Neos fordern Sonntagsöffnung für kleine Nahversorger

Die Neos wollen kleinen Lebensmittelgeschäften auf dem Land ermöglichen, auch an Sonn- und Feiertagen zu öffnen – sofern kein angestelltes Personal benötigt wird. Vorbild ist Vorarlberg, wo diese Regelung bereits gilt.

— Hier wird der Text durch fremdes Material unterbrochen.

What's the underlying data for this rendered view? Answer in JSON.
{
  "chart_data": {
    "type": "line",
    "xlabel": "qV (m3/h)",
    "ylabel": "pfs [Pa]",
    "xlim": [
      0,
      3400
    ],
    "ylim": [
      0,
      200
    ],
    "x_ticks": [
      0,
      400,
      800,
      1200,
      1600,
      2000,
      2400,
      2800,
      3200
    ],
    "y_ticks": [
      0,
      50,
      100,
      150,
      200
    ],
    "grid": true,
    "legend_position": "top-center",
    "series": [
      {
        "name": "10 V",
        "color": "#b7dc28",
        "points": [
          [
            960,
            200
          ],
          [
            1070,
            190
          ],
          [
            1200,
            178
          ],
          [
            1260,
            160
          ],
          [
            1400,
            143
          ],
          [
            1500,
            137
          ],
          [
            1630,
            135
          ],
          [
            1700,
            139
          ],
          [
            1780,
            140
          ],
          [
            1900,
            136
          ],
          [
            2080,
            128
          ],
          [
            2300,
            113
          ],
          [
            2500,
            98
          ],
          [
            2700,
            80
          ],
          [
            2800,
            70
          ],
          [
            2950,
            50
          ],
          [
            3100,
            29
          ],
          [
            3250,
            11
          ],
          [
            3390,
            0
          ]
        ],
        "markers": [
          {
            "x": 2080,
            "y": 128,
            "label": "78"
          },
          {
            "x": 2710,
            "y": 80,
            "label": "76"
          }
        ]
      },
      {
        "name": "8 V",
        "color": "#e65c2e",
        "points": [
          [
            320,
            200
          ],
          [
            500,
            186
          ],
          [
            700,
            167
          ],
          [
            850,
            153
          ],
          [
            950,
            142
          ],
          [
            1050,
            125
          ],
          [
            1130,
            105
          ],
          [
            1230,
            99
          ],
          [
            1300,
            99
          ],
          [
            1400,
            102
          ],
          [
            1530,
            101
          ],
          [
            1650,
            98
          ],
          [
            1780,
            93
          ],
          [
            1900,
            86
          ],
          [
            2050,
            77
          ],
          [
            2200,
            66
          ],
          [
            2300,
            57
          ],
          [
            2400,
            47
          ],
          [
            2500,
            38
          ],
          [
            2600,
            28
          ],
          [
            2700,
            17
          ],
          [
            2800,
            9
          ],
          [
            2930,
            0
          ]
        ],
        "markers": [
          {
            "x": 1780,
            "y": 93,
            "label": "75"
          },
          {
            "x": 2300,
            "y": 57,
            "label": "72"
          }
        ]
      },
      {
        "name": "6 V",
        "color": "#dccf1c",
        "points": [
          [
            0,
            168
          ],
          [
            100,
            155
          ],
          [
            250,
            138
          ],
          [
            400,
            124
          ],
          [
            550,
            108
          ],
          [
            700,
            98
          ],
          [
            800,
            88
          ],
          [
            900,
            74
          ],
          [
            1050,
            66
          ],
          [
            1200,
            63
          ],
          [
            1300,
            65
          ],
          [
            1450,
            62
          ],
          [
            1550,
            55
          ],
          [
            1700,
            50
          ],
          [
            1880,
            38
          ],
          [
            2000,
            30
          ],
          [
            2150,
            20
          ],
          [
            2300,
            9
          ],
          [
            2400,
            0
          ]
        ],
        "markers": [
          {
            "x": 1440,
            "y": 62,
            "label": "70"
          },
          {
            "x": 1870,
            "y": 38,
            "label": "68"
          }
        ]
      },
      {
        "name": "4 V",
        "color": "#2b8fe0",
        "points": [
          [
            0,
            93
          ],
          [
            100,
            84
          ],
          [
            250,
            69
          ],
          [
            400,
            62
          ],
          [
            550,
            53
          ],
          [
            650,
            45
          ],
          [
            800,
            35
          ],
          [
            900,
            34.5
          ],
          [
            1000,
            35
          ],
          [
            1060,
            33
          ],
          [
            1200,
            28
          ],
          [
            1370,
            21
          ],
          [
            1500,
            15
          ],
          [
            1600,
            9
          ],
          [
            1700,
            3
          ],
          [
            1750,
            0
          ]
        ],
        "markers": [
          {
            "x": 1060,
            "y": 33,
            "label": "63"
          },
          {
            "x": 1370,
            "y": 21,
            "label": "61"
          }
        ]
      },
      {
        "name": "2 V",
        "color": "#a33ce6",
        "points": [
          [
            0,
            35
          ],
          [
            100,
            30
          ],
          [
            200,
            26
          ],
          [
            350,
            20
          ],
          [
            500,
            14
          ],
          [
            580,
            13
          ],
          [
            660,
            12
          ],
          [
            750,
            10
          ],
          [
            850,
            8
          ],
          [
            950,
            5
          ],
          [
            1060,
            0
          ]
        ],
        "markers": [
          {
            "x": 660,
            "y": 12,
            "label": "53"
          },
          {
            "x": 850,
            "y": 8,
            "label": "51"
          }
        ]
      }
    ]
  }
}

Mehr als 42.000 Steirerinnen und Steirer lebten 2023 bereits in Gemeinden ohne Lebensmittel-Nahversorger. Österreichweit haben 69 Prozent der Gemeinden mit weniger als 500 Einwohnern keinen Nahversorger mehr. Die Neos wollen gegensteuern und fordern mehr Flexibilität bei den Öffnungszeiten.
Kleine Lebensmittelgeschäfte sollen künftig auch an Sonn- und Feiertagen öffnen dürfen, wenn dafür kein angestelltes Personal eingesetzt wird. Die Partei argumentiert, dass gerade diese zusätzlichen Öffnungszeiten für kleine Betriebe überlebenswichtig sein könnten.
Hybridmarkt darf sonntags nicht öffnen
Als Beispiel nennen die Neos Martina Pöschl in Hirschegg, die ihren Nah-&-Frisch-Markt mit rund 25.000 Euro zu einem Hybridmarkt umgebaut hat. Außerhalb der personalbesetzten Zeiten können Kundinnen und Kunden selbstständig einkaufen und an der Selbstbedienungskasse bezahlen.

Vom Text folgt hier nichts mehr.